A associação Mães de Srebrenica, que reúne os descendentes das vítimas do massacre de Srebrenica, que aconteceu em julho 1995, durante a Guerra da Bósnia, querem que a decisão de entregar o Prémio Nobel da Literatura a Peter Handke seja revogada. Em causa estão as ligações do escritor austríaco, de ascendência serva, ao regime de Slobodan Milosevic, ex-presidente da Sérvia e antiga Jugoslávia, que ajudou a financiar a guerra.

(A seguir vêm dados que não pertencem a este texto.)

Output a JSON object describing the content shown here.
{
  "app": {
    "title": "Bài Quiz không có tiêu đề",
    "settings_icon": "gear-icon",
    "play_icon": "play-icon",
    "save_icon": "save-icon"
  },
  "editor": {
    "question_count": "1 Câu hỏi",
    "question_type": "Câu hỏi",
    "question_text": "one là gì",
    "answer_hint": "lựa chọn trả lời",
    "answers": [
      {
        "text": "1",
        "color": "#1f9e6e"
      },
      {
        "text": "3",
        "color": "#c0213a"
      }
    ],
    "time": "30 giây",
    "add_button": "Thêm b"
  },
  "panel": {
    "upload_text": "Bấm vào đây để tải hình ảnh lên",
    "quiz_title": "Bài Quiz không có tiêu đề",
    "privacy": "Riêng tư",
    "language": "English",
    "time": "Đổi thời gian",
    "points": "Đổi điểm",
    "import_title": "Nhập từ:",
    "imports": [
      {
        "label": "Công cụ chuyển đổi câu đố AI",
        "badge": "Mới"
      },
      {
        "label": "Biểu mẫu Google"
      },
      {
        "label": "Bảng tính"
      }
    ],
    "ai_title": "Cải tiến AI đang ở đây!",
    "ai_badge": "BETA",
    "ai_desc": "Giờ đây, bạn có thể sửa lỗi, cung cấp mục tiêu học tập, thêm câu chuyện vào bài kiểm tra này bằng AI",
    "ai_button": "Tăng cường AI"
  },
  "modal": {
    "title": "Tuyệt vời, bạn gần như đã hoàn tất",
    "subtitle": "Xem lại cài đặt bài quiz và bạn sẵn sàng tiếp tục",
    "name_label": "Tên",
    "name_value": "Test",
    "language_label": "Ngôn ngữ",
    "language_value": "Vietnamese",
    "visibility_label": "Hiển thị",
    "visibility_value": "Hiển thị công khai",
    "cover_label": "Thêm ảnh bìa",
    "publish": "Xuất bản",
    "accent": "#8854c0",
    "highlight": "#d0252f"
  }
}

Handke terá também negado o genocídio de cerca de oito mil bósnios na localidade de Srebrenica.

Contactada pela Al Jazeera, Munira Subasic, presidente da Mães de Srebrenica, declarou que os membros da associação estão ofendidos por um homem que “espalhou o ódio e escreveu falsidades” ter recebido o mais importante prémio literário. “Milosevic era o seu ídolo, Milosevic que ficou para a história como o carniceiro do século XX, que deu luz verde para que o genocídio continuasse”, disse.

Não é certo que tipo de relacionamento teria Peter Handke com Milosevic, mas é certo que o escritor sempre tentou afastar as acusações mais graves que eram dirigidas ao homem que ficou conhecido como o “carniceiro dos Balcãs”. Numa entrevista, chegou a dizer que era excessivo chamar ao ex-presidente “tirano”.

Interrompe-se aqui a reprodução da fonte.